The editors of Nature published a list of ten people who, according to the publication, made the most important contribution to the development of science in 2021.

 

In 2021, as in 2020, many studies have focused on COVID-19.
The list of nature includes specialists whose work was associated with the study of the Corona virus – the director of the South African research platform KRISP Tulio de Oliveira, who warned the scientist about the emergence of the Omicron strain. Winnie Byanyima, Head of the Joint United Nations Program on HIV/AIDS, who actively works to educate the public about the inequitable distribution and shortage of vaccines in low-income countries;

 

British epidemiologist Megan Cole, who has written extensively about the agency’s research in a way that people without a medical background can understand; and Janet Woodcock, who has led the US Food and Drug Administration through this difficult year for the health services.

 

Another important topic was climate change – wildfires, floods and heat waves were observed in many parts of the world, and countries discussed how to strengthen the international agreement to combat global warming and its consequences.
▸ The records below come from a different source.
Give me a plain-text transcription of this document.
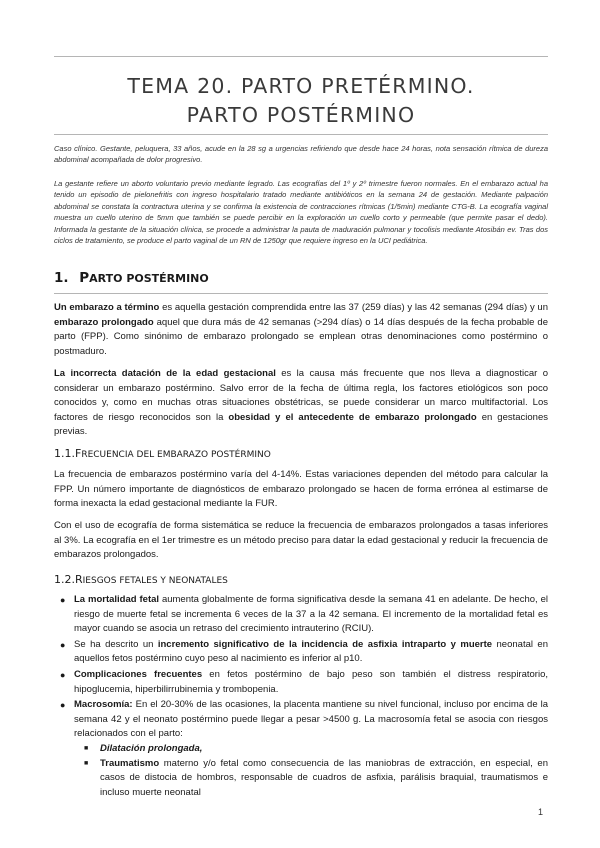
TEMA 20. PARTO PRETÉRMINO.
PARTO POSTÉRMINO
Caso clínico. Gestante, peluquera, 33 años, acude en la 28 sg a urgencias refiriendo que desde hace 24 horas, nota sensación rítmica de dureza abdominal acompañada de dolor progresivo.
La gestante refiere un aborto voluntario previo mediante legrado. Las ecografías del 1º y 2º trimestre fueron normales. En el embarazo actual ha tenido un episodio de pielonefritis con ingreso hospitalario tratado mediante antibióticos en la semana 24 de gestación. Mediante palpación abdominal se constata la contractura uterina y se confirma la existencia de contracciones rítmicas (1/5min) mediante CTG-B. La ecografía vaginal muestra un cuello uterino de 5mm que también se puede percibir en la exploración un cuello corto y permeable (que permite pasar el dedo). Informada la gestante de la situación clínica, se procede a administrar la pauta de maduración pulmonar y tocolisis mediante Atosibán ev. Tras dos ciclos de tratamiento, se produce el parto vaginal de un RN de 1250gr que requiere ingreso en la UCI pediátrica.
1. PARTO POSTÉRMINO
Un embarazo a término es aquella gestación comprendida entre las 37 (259 días) y las 42 semanas (294 días) y un embarazo prolongado aquel que dura más de 42 semanas (>294 días) o 14 días después de la fecha probable de parto (FPP). Como sinónimo de embarazo prolongado se emplean otras denominaciones como postérmino o postmaduro.
La incorrecta datación de la edad gestacional es la causa más frecuente que nos lleva a diagnosticar o considerar un embarazo postérmino. Salvo error de la fecha de última regla, los factores etiológicos son poco conocidos y, como en muchas otras situaciones obstétricas, se puede considerar un marco multifactorial. Los factores de riesgo reconocidos son la obesidad y el antecedente de embarazo prolongado en gestaciones previas.
1.1.FRECUENCIA DEL EMBARAZO POSTÉRMINO
La frecuencia de embarazos postérmino varía del 4-14%. Estas variaciones dependen del método para calcular la FPP. Un número importante de diagnósticos de embarazo prolongado se hacen de forma errónea al estimarse de forma inexacta la edad gestacional mediante la FUR.
Con el uso de ecografía de forma sistemática se reduce la frecuencia de embarazos prolongados a tasas inferiores al 3%. La ecografía en el 1er trimestre es un método preciso para datar la edad gestacional y reducir la frecuencia de embarazos prolongados.
1.2.RIESGOS FETALES Y NEONATALES
● La mortalidad fetal aumenta globalmente de forma significativa desde la semana 41 en adelante. De hecho, el riesgo de muerte fetal se incrementa 6 veces de la 37 a la 42 semana. El incremento de la mortalidad fetal es mayor cuando se asocia un retraso del crecimiento intrauterino (RCIU).
● Se ha descrito un incremento significativo de la incidencia de asfixia intraparto y muerte neonatal en aquellos fetos postérmino cuyo peso al nacimiento es inferior al p10.
● Complicaciones frecuentes en fetos postérmino de bajo peso son también el distress respiratorio, hipoglucemia, hiperbilirrubinemia y trombopenia.
● Macrosomía: En el 20-30% de las ocasiones, la placenta mantiene su nivel funcional, incluso por encima de la semana 42 y el neonato postérmino puede llegar a pesar >4500 g. La macrosomía fetal se asocia con riesgos relacionados con el parto:
■ Dilatación prolongada,
■ Traumatismo materno y/o fetal como consecuencia de las maniobras de extracción, en especial, en casos de distocia de hombros, responsable de cuadros de asfixia, parálisis braquial, traumatismos e incluso muerte neonatal
1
Nature has received an interest from climate scientist Frederick Otto of the Grantham Institute for Climate Change and the Environment in London, who has studied the contribution of anthropogenic climate change to specific extreme weather conditions. The work of many activists, including the Philippine UN Special Rapporteur Victoria Tawley Corpus, has helped countries recognize the important role of indigenous peoples in protecting biodiversity and preventing global warming.

 

Also in Nature, they note the merits of a prominent specialist of the Chinese National Space Administration Zhang Rongqiao, thanks to which the Chinese rover could successfully land on Mars.
AI researcher Timnit Gebru has opened a research institute that will deal with the ethics of AI – in 2020 she was fired from Google for publishing her research on the bias of neural network algorithms working with language.
Mathematician and programmer Guillaume Cabanac has discovered thousands of fake science publications with automatically generated meaningless text and helped draw this problem to the world’s attention.

British AI scientist John Jumper and colleagues at DeepMind have made major contributions to biology by releasing the code for the AlphaFold program, which uses AI to predict the structure of proteins with astonishing accuracy.